Et tu, Ozzie
I want to acknowledge a debt. It comes as a bit of an ugly confession. And it comes wrenchingly from my throat: I write a great deal about books and poetry. I spout Roman history a little too glibly and am apt to swoon glowingly about Homer’s Iliad.
But I must acknowledge that the high tone of fine art and literature is only a patina. I have been most hewn and polished not by literary sources, but by television. It is the same for most people under the age of 65.
Television is not often enough considered when we talk about intellectual development; it actually hurts to put the words ”intellectual” and ”television” in the same sentence — and I just did it twice. I’m a masochist.
But it is true. My first introduction to classical music was on the Bugs Bunny cartoons I watched on the box. First introduction to jazz from the added soundtrack to the silent Terrytoons I saw on Junior Frolics, an afternoon kiddie show on New Jersey’s Channel 13, hosted by “Uncle” Fred Sayles. Those silent-era animations, with their added jazz scores influenced my youth in a way that Aeschylus would never be able to.
My first theater came in the form of sitcoms; first sculpture was the Rodin Thinker that Dobie Gillis sat under to question why he could never make time with Thalia Menninger.
Oh, there were a few ”highbrow” things on the tube: Sometimes we watched Omnibus with Alistair Cook or the Young People’s Concerts with Leonard Bernstein.

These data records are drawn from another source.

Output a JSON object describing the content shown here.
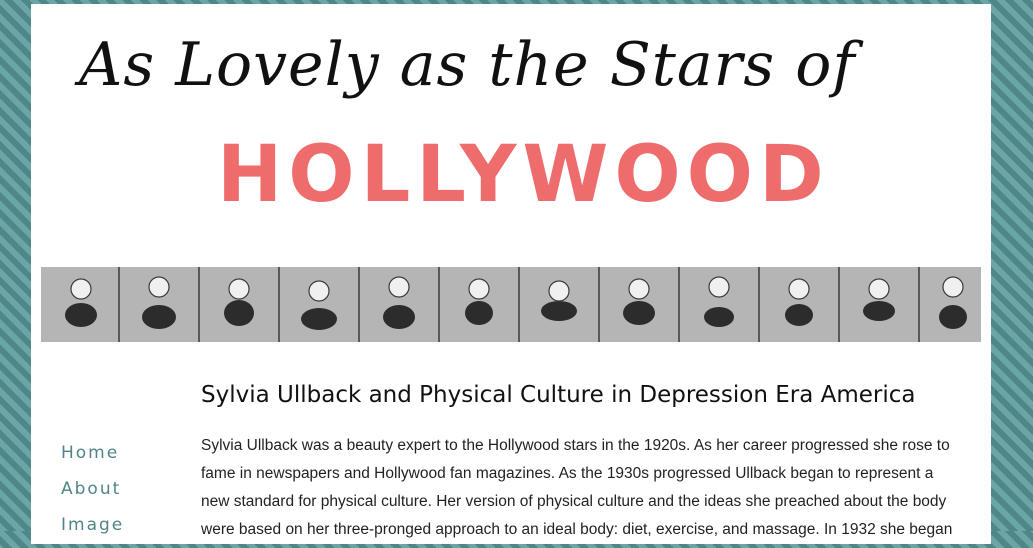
{
  "header": {
    "title_script": "As Lovely as the Stars of",
    "title_marquee": "HOLLYWOOD",
    "marquee_color": "#ee6c6c"
  },
  "banner": {
    "image": "vintage comic strip of exercising women"
  },
  "nav": {
    "items": [
      {
        "label": "Home"
      },
      {
        "label": "About"
      },
      {
        "label": "Image"
      }
    ]
  },
  "post": {
    "title": "Sylvia Ullback and Physical Culture in Depression Era America",
    "body": "Sylvia Ullback was a beauty expert to the Hollywood stars in the 1920s. As her career progressed she rose to fame in newspapers and Hollywood fan magazines. As the 1930s progressed Ullback began to represent a new standard for physical culture. Her version of physical culture and the ideas she preached about the body were based on her three-pronged approach to an ideal body: diet, exercise, and massage. In 1932 she began"
  },
  "colors": {
    "background": "#5f9a9c",
    "nav_text": "#4f8587"
  }
}
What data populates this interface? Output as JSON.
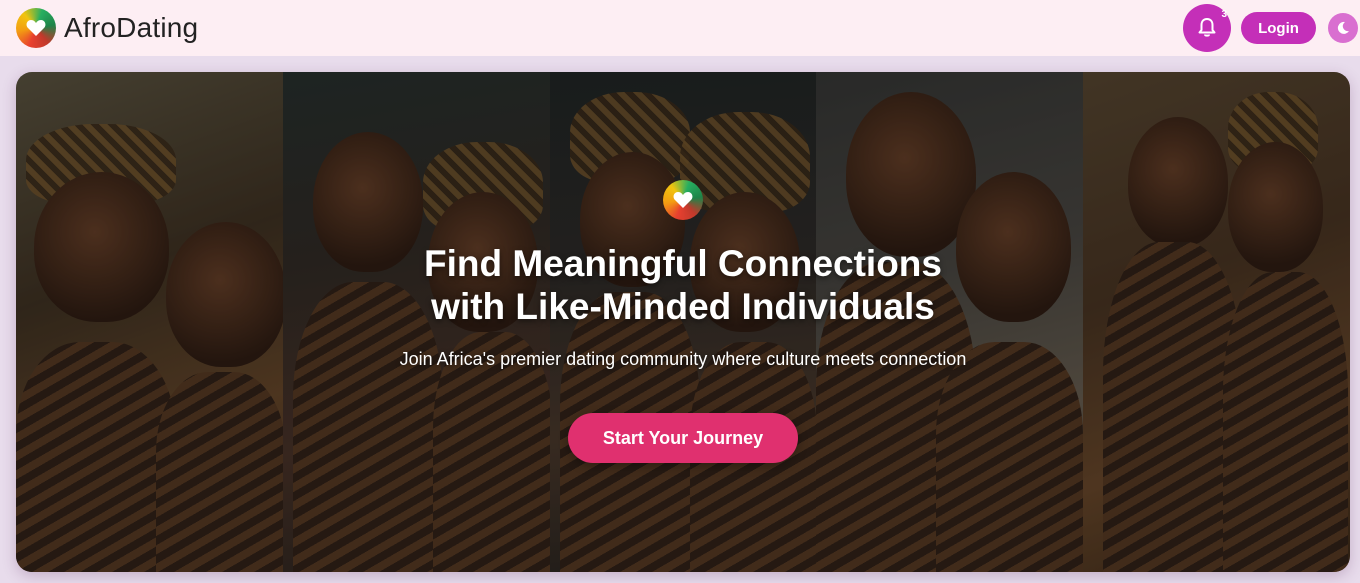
{
  "brand": {
    "name": "AfroDating",
    "logo_icon": "heart-icon"
  },
  "header": {
    "notifications": {
      "icon": "bell-icon",
      "count": "3"
    },
    "login_label": "Login",
    "theme_toggle_icon": "moon-icon"
  },
  "hero": {
    "icon": "heart-icon",
    "title_line1": "Find Meaningful Connections",
    "title_line2": "with Like-Minded Individuals",
    "subtitle": "Join Africa's premier dating community where culture meets connection",
    "cta_label": "Start Your Journey",
    "panels": [
      "couple-photo-1",
      "couple-photo-2",
      "couple-photo-3",
      "couple-photo-4",
      "couple-photo-5"
    ]
  },
  "colors": {
    "accent": "#c42fb8",
    "cta": "#e0306f",
    "header_bg": "#fdeef3",
    "page_bg": "#e8dcec"
  }
}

Nevertheless, the effect of such educational shows was as a single tiny green pea to the overwhelming harvest of corn that poured out of the box.

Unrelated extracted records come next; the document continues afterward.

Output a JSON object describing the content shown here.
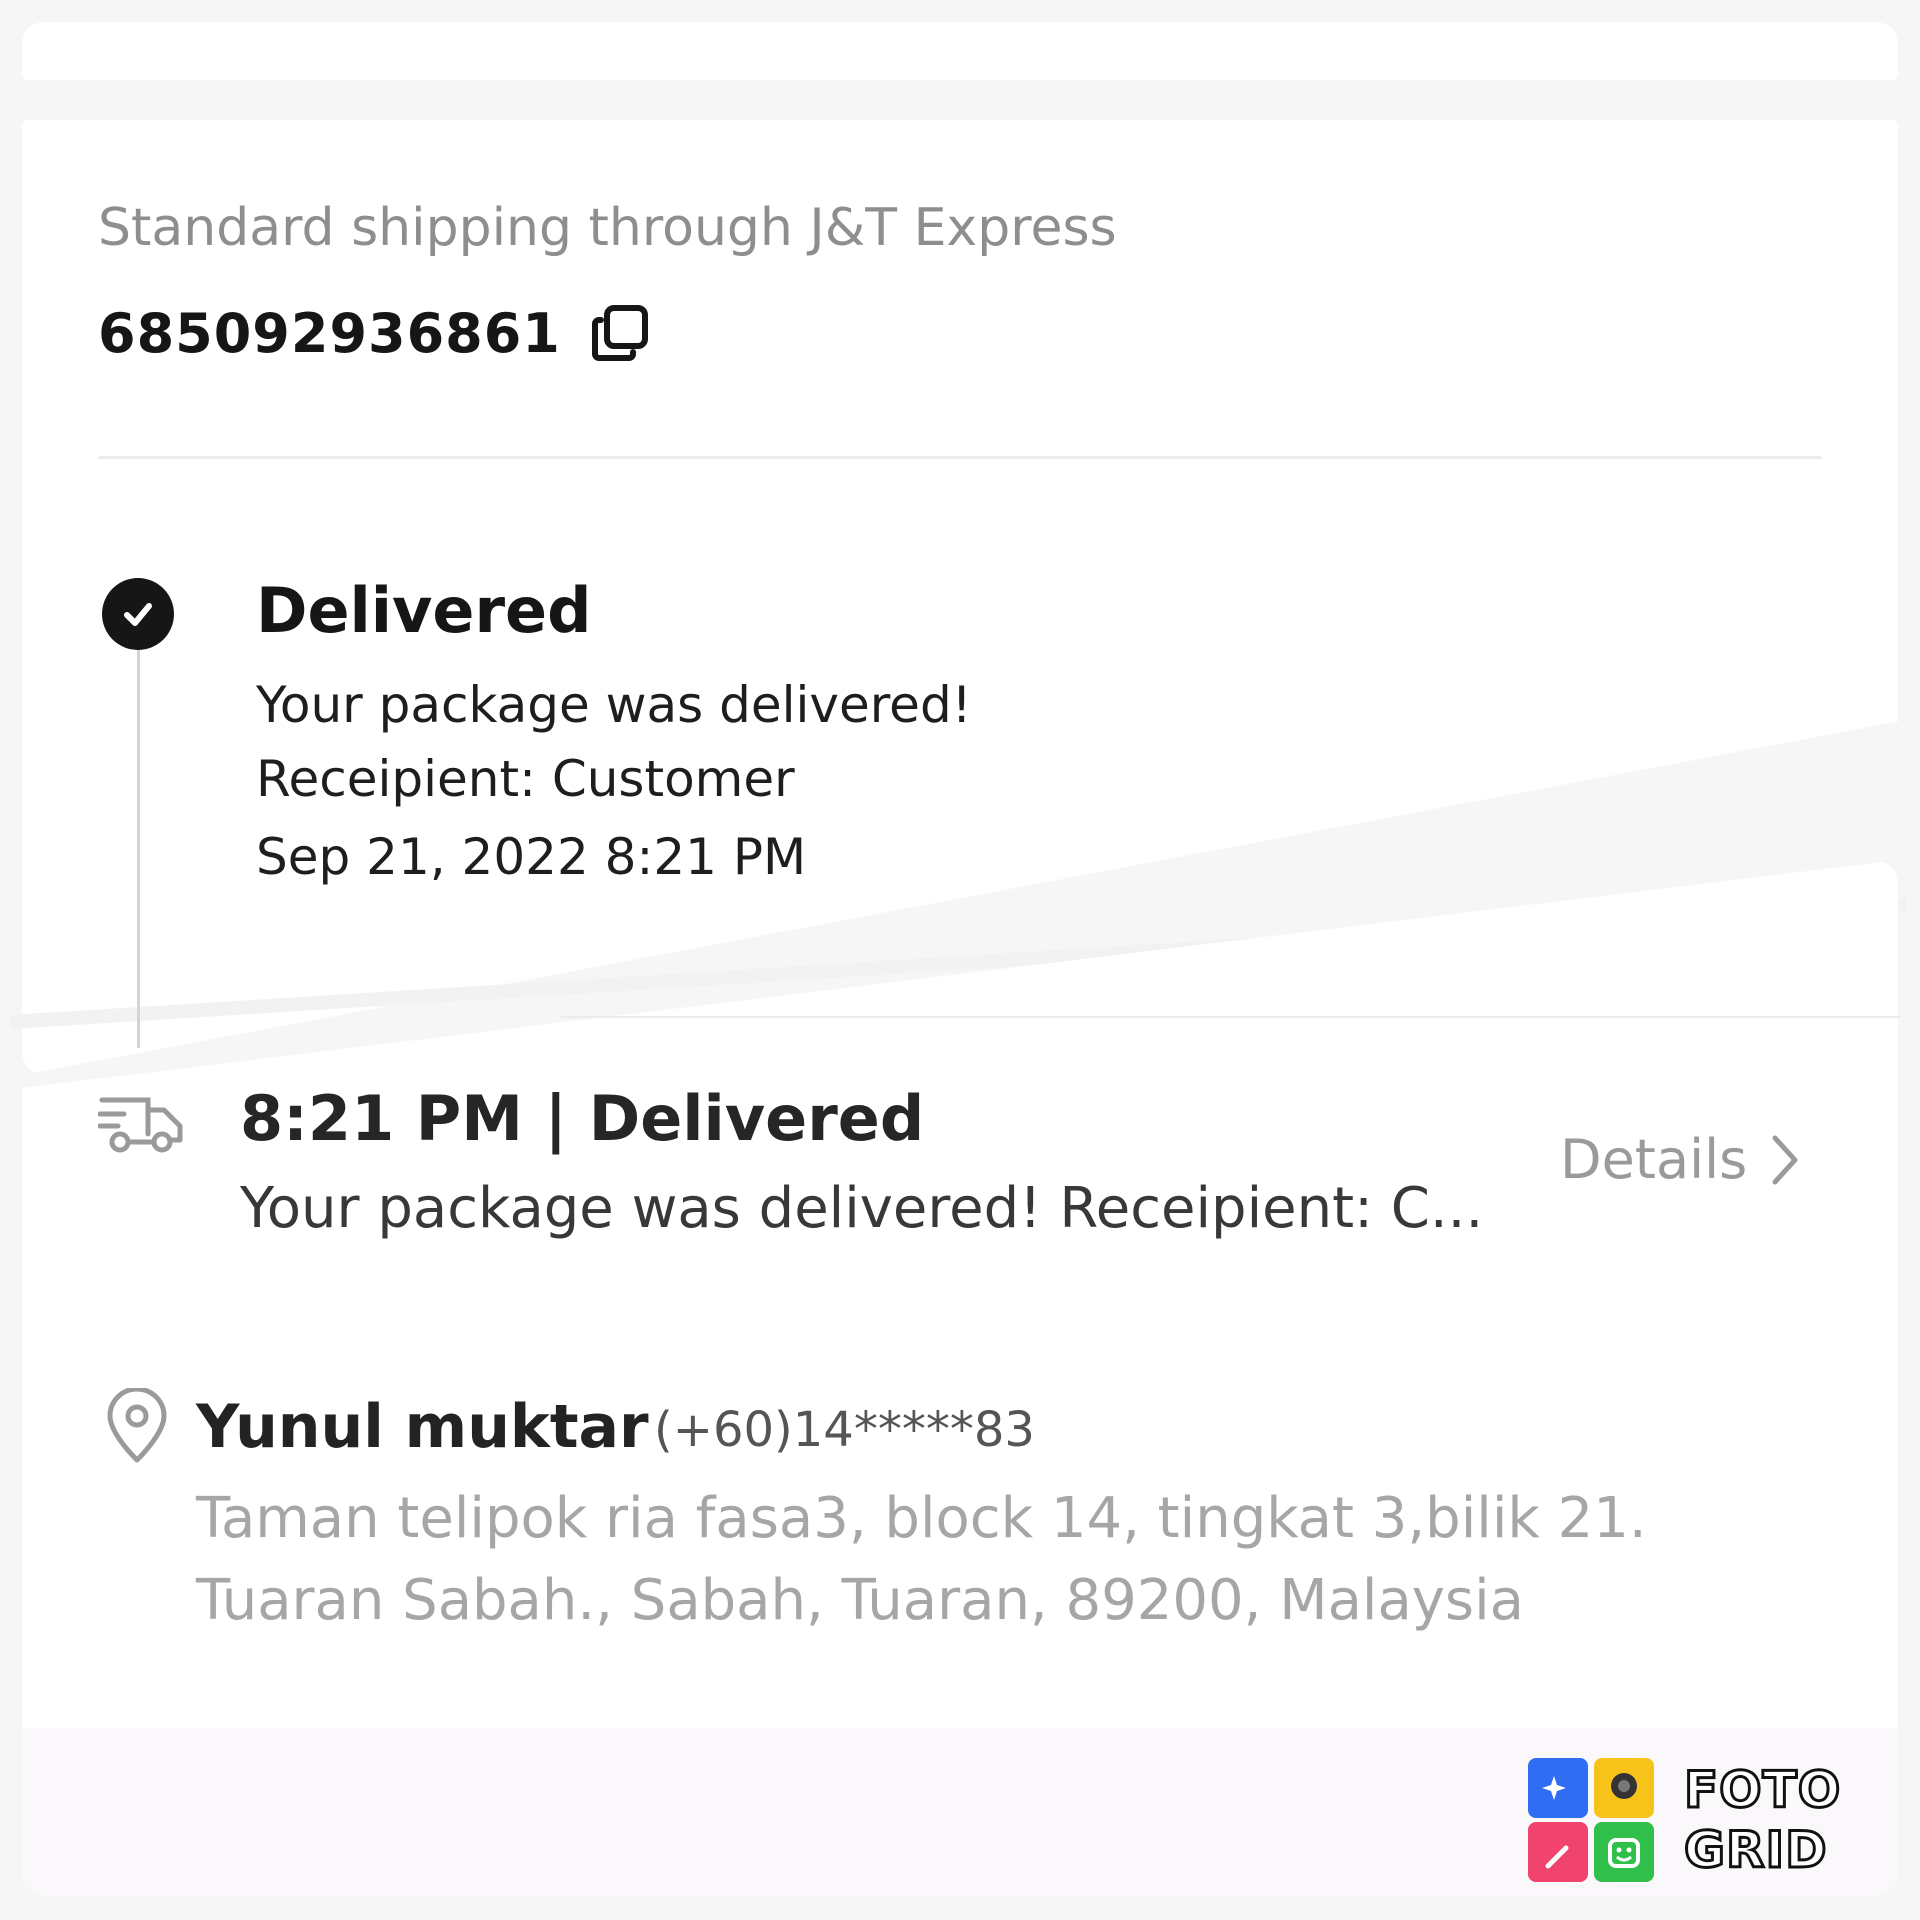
{
  "shipping": {
    "carrier_text": "Standard shipping through J&T Express",
    "tracking_number": "685092936861"
  },
  "latest_status": {
    "title": "Delivered",
    "lines": [
      "Your package was delivered!",
      "Receipient: Customer",
      "Sep 21, 2022 8:21 PM"
    ]
  },
  "tracking_event": {
    "title": "8:21 PM | Delivered",
    "summary": "Your package was delivered! Receipient: C...",
    "details_label": "Details"
  },
  "recipient": {
    "name": "Yunul muktar",
    "phone": "(+60)14*****83",
    "address_lines": [
      "Taman telipok ria fasa3, block 14, tingkat 3,bilik 21.",
      "Tuaran Sabah., Sabah, Tuaran, 89200, Malaysia"
    ]
  },
  "watermark": {
    "line1": "FOTO",
    "line2": "GRID"
  },
  "icons": {
    "copy": "copy-icon",
    "status": "check-circle-icon",
    "event": "delivery-truck-icon",
    "details": "chevron-right-icon",
    "address": "location-pin-icon"
  },
  "colors": {
    "primary_text": "#161616",
    "muted_text": "#8e8e8e",
    "address_text": "#a6a6a6",
    "background": "#f6f6f6",
    "card": "#ffffff"
  }
}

Bonanza, Ed Sullivan, Jackie Gleason, Ozzie and Harriet, Dave Garroway’s meaty palm held forward to the screen as he intoned the word, ”Peace.”

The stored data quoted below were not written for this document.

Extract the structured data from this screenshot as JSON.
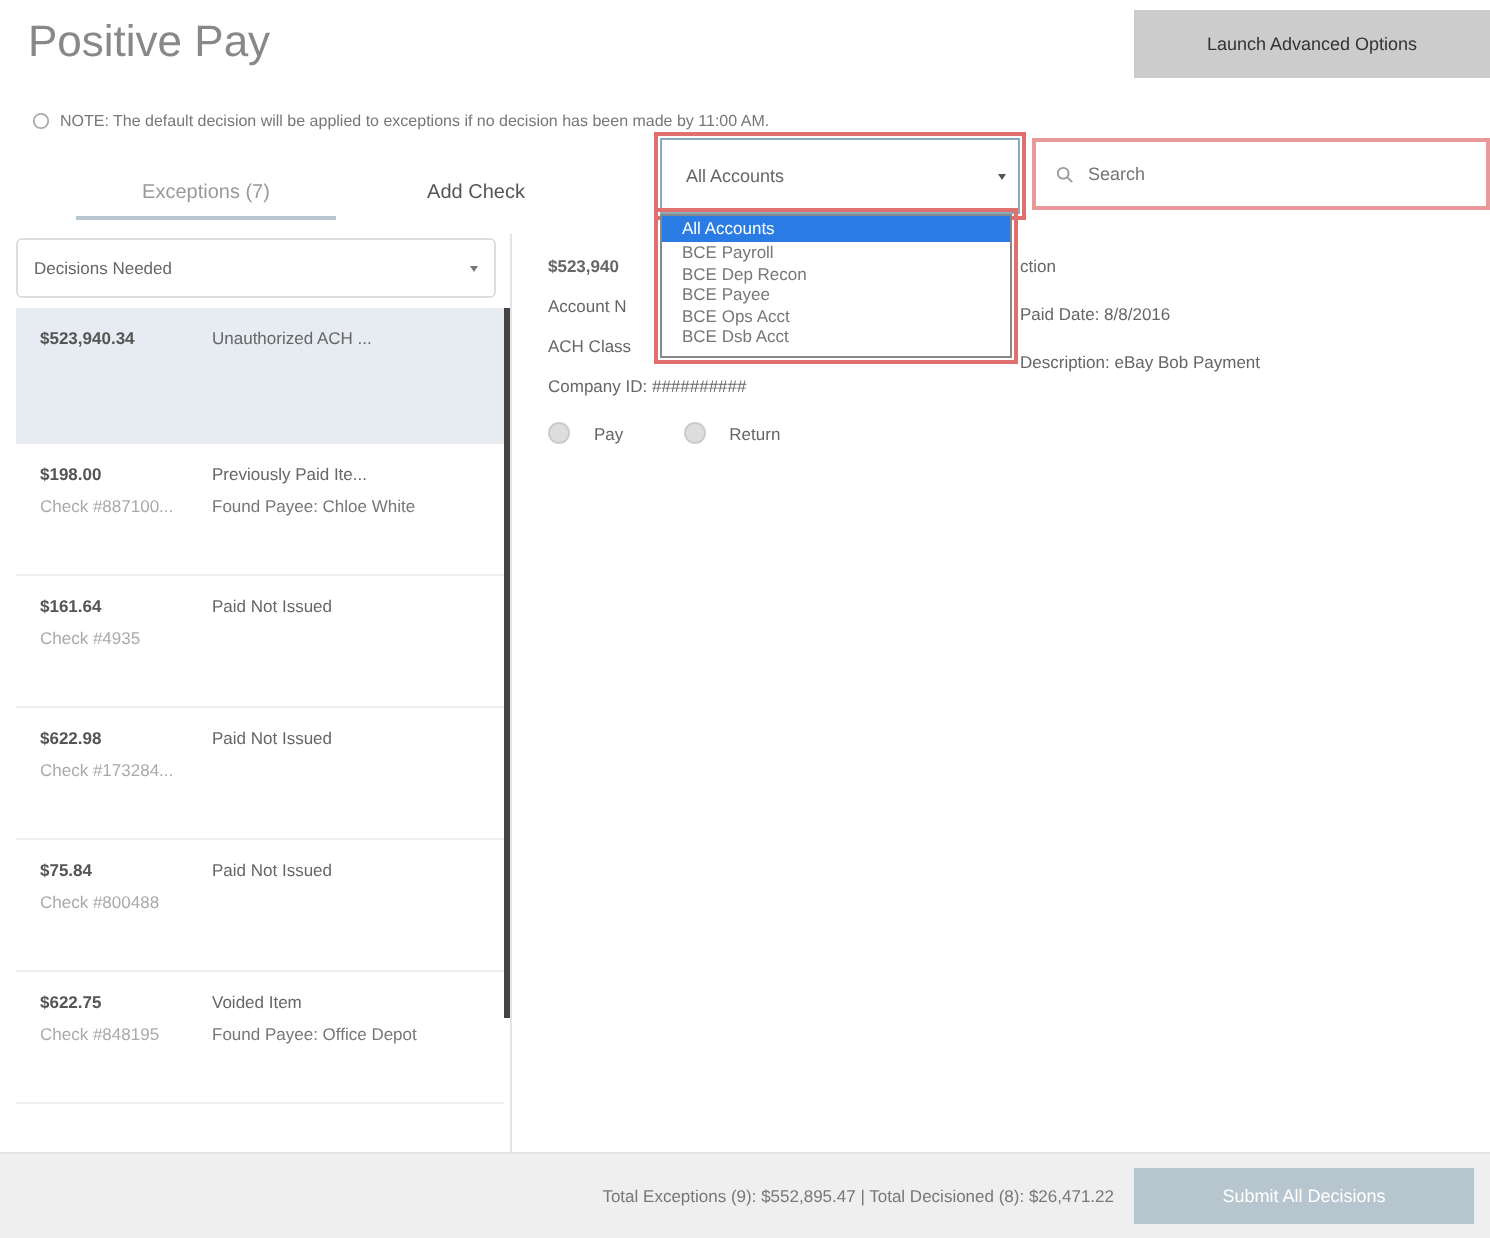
{
  "title": "Positive Pay",
  "advanced_button": "Launch Advanced Options",
  "note": "NOTE: The default decision will be applied to exceptions if no decision has been made by 11:00 AM.",
  "tabs": [
    {
      "label": "Exceptions (7)",
      "selected": true
    },
    {
      "label": "Add Check",
      "selected": false
    }
  ],
  "account_select": {
    "value": "All Accounts",
    "expanded": true,
    "options": [
      {
        "label": "All Accounts",
        "selected": true
      },
      {
        "label": "BCE Payroll",
        "selected": false
      },
      {
        "label": "BCE Dep Recon",
        "selected": false
      },
      {
        "label": "BCE Payee",
        "selected": false
      },
      {
        "label": "BCE Ops Acct",
        "selected": false
      },
      {
        "label": "BCE Dsb Acct",
        "selected": false
      }
    ]
  },
  "search": {
    "placeholder": "Search"
  },
  "filter_select": {
    "value": "Decisions Needed"
  },
  "exceptions": [
    {
      "amount": "$523,940.34",
      "reason": "Unauthorized ACH ...",
      "selected": true
    },
    {
      "amount": "$198.00",
      "check": "Check #887100...",
      "reason": "Previously Paid Ite...",
      "payee": "Found Payee: Chloe White",
      "selected": false
    },
    {
      "amount": "$161.64",
      "check": "Check #4935",
      "reason": "Paid Not Issued",
      "selected": false
    },
    {
      "amount": "$622.98",
      "check": "Check #173284...",
      "reason": "Paid Not Issued",
      "selected": false
    },
    {
      "amount": "$75.84",
      "check": "Check #800488",
      "reason": "Paid Not Issued",
      "selected": false
    },
    {
      "amount": "$622.75",
      "check": "Check #848195",
      "reason": "Voided Item",
      "payee": "Found Payee: Office Depot",
      "selected": false
    }
  ],
  "detail": {
    "left": [
      "$523,940",
      "Account N",
      "ACH Class",
      "Company ID: ##########"
    ],
    "right": [
      "ction",
      "Paid Date: 8/8/2016",
      "Description: eBay Bob Payment"
    ],
    "decisions": [
      {
        "label": "Pay",
        "selected": false
      },
      {
        "label": "Return",
        "selected": false
      }
    ]
  },
  "footer": {
    "totals": "Total Exceptions (9): $552,895.47 | Total Decisioned (8): $26,471.22",
    "submit_button": "Submit All Decisions"
  }
}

I learned about animals from Ivan Sanderson and, later, Marlin Perkins. I learned about Eastern Europe from Boris Badinov. It all twirled around in a great pop-culture spin cycle.
It’s frightening to think how much American history was gathered from watching Hugh O’Brian as Wyatt Earp or Guy Madison as Wild Bill Hickok.
It is all still there, like petroleum under the covering layers of rock. If I dig deep enough, the Tacitus recedes and Sky King comes back to the fore.
But it isn’t mere nostalgia that I mean to invoke, but rather a change that has come about as television has come of age.
What distinguishes the generation that came after mine — those called ”X” to my ”boomer” — is the quotes that have now been put around everything that appears on the screen.
Television was new to us. We approached it naively. What we saw on its glowing front we took to be an image of the real world. Those that came after us were enormously more sophisticated about what they saw. Television was for them clearly an ironic ”parallel universe,” which they somehow lived in, used for their cultural reference point, but never took seriously.
The Adventures of Ozzie and Harriet was not exactly the world I inhabited, but it bore a close enough resemblance to it that I could read it as ”real.” Ozzie really was married to Harriet.
By the time The Brady Bunch came on, it so deviated from the reality of its viewers that the only way to enjoy it was as an in-joke.
My generation learned about World War II from Victory at Sea; the following generation learned from Hogan’s Heroes.
There are many a plus and beaucoup minuses to both sides of the generational equation. It is usually better to be sophisticated than naive. I’m mortified that I ever thought that Gene Autry really was a cowboy.
But the downside for the later generation is the disconnect they make between life and art. For them, culture is a web of references they get, the way you either get or don’t get Stephen Colbert. If you suggest to them that art might somehow mirror their daily existence and confront the questions that arise outside the TV world, they look at you like you just suggested Larry the Cable Guy should be the next James Bond.
If we have all become much more knowing about the apparatus of media, we are also in danger of drowning in that world in a kind of cultural schizophrenia, and forgetting that the world that counts is found outside prime time.